Oxford Canada West

Defunct pre-Confederation electoral district
- Legislature: Legislative Assembly of the Province of Canada
- District created: 1841
- District abolished: 1867
- First contested: 1841
- Last contested: 1863

= Oxford (Province of Canada electoral district) =

Province of Canada electoral district

Oxford was an electoral district of the Legislative Assembly of the Parliament of the Province of Canada, in Canada West (now Ontario). It was created in 1841, upon the establishment of the Province of Canada by the union of Upper Canada and Lower Canada. Oxford was represented by one member in the Legislative Assembly. It was split into two ridings in the redistribution of 1853.

== Boundaries ==

Oxford electoral district was based on Oxford County, west of what is now Toronto and inland from Lake Erie, on the Ontario Peninsula. Woodstock was the county seat and major centre.

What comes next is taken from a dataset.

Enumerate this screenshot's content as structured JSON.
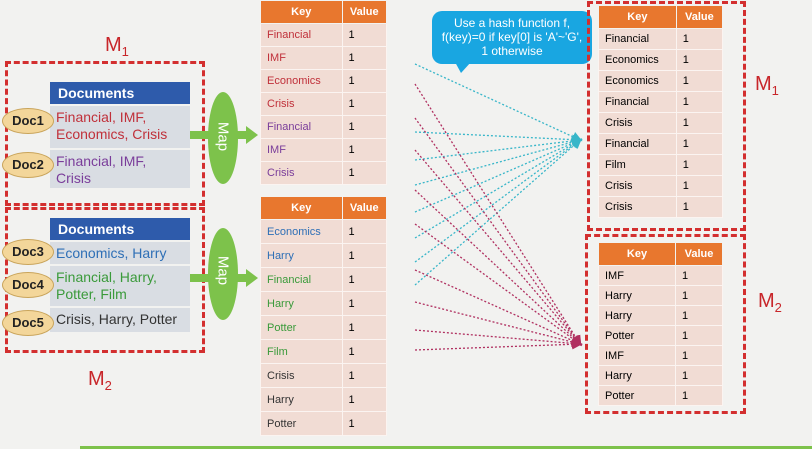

The Union Act, 1840 had merged the two provinces of Upper Canada and Lower Canada into the Province of Canada, with a single Parliament. The separate parliaments of Lower Canada and Upper Canada were abolished. However, the Union Act provided that the pre-existing electoral boundaries of Upper Canada would continue to be used in the new Parliament, unless altered by the Union Act itself.

Oxford County had been an electoral district in the Legislative Assembly of Upper Canada. Its boundaries were not altered by the Union Act. Those boundaries had originally been set by a statute of Upper Canada in 1798:

That the townships of Burford, Norwich, Dereham, Oxford upon the Thames, Blandford and Blenheim, do constitute and form the County of Oxford.

Since Oxford electoral district was not changed by the Union Act, those boundaries continued to be used for the new electoral district. Oxford was represented by one member in the Legislative Assembly.

== Members of the Legislative Assembly ==

Oxford was represented by one member in the Legislative Assembly. The following were the members for Oxford.

| Parliament | Years | Members |  | Party |
|---|---|---|---|---|
| 1st Parliament 1841–1844 | 1841–1844 |  | Francis Hincks | Unionist; Ultra Reformer |

== Abolition ==

Oxford electoral district was split into two separate ridings in the redistribution of 1853: Oxford North and Oxford South.